令和5年度 学科試験2 問42は、合成樹脂管に関する問題です。4つの記述から、不適当なものを1つ選びます。
誤りは選択肢4です。硬質ポリ塩化ビニル管の引張降伏強さは、他の樹脂管に比べて比較的大きいほうです。
前半の「耐食性、特に耐電食性に優れる」は正しい記述です。末尾の大小だけが逆になっています。
※ 問題文そのものは、公益財団法人 給水工事技術振興財団が公開している過去5年間の試験問題で確認できます。
正解:選択肢4
| 選択肢 | 正誤 | 解説 |
|---|---|---|
| 1 | ○(正しい) | ポリブテン管は高温時でも高い強度を持ち、金属管に起こりやすい腐食もないので温水用配管に適しています |
| 2 | ○(正しい) | 水道用ポリエチレン二層管は低温での耐衝撃性に優れ、耐寒性があることから寒冷地の配管に多く使われています |
| 3 | ○(正しい) | 架橋ポリエチレン管は耐熱性、耐寒性及び耐食性に優れ、軽量で柔軟性に富み、管内にスケールが付きにくく流体抵抗が小さい等の特徴があります |
| 4 | ×(誤り) | 硬質ポリ塩化ビニル管の引張降伏強さは、他の樹脂管に比べ比較的大きいほうです。「小さい」とした点が誤りです |
この論点は、2年度とも同じ形で誤りにされています。
| 書かれ方 | 正誤 | 出題年度 |
|---|---|---|
| 他の樹脂管に比べると引張降伏強さが小さい | 誤 | 令和5年・令和7年 |
「耐食性、特に耐電食性に優れる」という前半は、どちらの年度でも正しく書かれています。読むのは末尾の大小だけです。
4つの管の特徴を並べておきます。どれも「何に強いか」で書き分けられています。
| 管 | 特徴 |
|---|---|
| ポリブテン管 | 高温時でも高い強度。
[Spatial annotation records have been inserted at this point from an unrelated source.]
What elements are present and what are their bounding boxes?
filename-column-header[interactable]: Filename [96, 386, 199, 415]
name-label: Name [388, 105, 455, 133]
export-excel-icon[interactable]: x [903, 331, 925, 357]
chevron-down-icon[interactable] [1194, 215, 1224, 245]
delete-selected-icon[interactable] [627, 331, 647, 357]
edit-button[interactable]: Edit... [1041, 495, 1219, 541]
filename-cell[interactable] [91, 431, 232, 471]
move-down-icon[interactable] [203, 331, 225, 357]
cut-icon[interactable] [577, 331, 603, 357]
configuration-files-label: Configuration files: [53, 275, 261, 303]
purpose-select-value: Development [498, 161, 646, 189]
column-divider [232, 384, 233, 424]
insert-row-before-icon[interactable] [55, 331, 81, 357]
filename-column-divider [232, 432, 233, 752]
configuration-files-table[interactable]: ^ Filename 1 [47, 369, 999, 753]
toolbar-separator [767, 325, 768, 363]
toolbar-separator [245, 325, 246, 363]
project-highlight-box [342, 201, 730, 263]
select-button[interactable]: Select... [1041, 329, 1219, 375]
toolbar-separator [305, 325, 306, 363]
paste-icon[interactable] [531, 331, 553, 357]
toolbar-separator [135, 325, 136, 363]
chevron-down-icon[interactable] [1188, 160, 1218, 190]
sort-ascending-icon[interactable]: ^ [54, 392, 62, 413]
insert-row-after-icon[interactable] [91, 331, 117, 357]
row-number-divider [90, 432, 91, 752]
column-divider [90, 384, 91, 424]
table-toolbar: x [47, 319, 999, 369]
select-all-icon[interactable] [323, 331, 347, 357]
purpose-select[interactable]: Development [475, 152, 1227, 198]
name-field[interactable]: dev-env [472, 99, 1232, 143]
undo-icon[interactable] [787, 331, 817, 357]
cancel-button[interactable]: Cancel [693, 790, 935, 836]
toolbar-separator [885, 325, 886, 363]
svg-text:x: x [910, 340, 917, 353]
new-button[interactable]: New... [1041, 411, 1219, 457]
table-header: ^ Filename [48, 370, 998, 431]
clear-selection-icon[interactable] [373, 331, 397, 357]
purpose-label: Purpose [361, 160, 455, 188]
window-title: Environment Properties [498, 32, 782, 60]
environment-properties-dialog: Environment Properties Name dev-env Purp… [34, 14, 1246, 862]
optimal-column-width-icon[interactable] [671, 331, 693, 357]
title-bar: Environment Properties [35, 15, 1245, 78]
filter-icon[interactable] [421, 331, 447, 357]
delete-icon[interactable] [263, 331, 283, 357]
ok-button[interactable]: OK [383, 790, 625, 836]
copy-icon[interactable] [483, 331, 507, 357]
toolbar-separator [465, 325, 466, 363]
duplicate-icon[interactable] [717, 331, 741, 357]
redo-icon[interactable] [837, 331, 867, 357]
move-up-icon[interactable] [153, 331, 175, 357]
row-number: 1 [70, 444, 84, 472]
温水用配管に適する |
| ポリエチレン二層管 | 低温での耐衝撃性・耐寒性。寒冷地の配管に多い |
| 架橋ポリエチレン管 | 耐熱性・耐寒性・耐食性。スケールが付きにくく流体抵抗が小さい |
| 硬質ポリ塩化ビニル管 | 耐食性、特に耐電食性。引張降伏強さは比較的大きい |
ポリブテンは高温、ポリエチレン二層管は低温と、温度の向きが逆です。ここを入れ替える形も考えられるので、セットで持っておきます。
詳細はポリエチレン管とポリブテン管の違いは?継手の対応を整理と硬質ポリ塩化ビニル管とは?耐衝撃性・耐熱性との違いと接着後24時間で扱っています。
硬質ポリ塩化ビニル管の引張降伏強さは大きいか小さいか。
他の樹脂管に比べると比較的大きいほうです。小さいとした肢は令和5年と令和7年の2年度とも誤りでした。
温水用配管に適しているのはどの管か。
ポリブテン管です。高温時でも高い強度を持ちます。
寒冷地の配管に多く使われるのはどの管か。
水道用ポリエチレン二層管です。低温での耐衝撃性に優れ、耐寒性があります。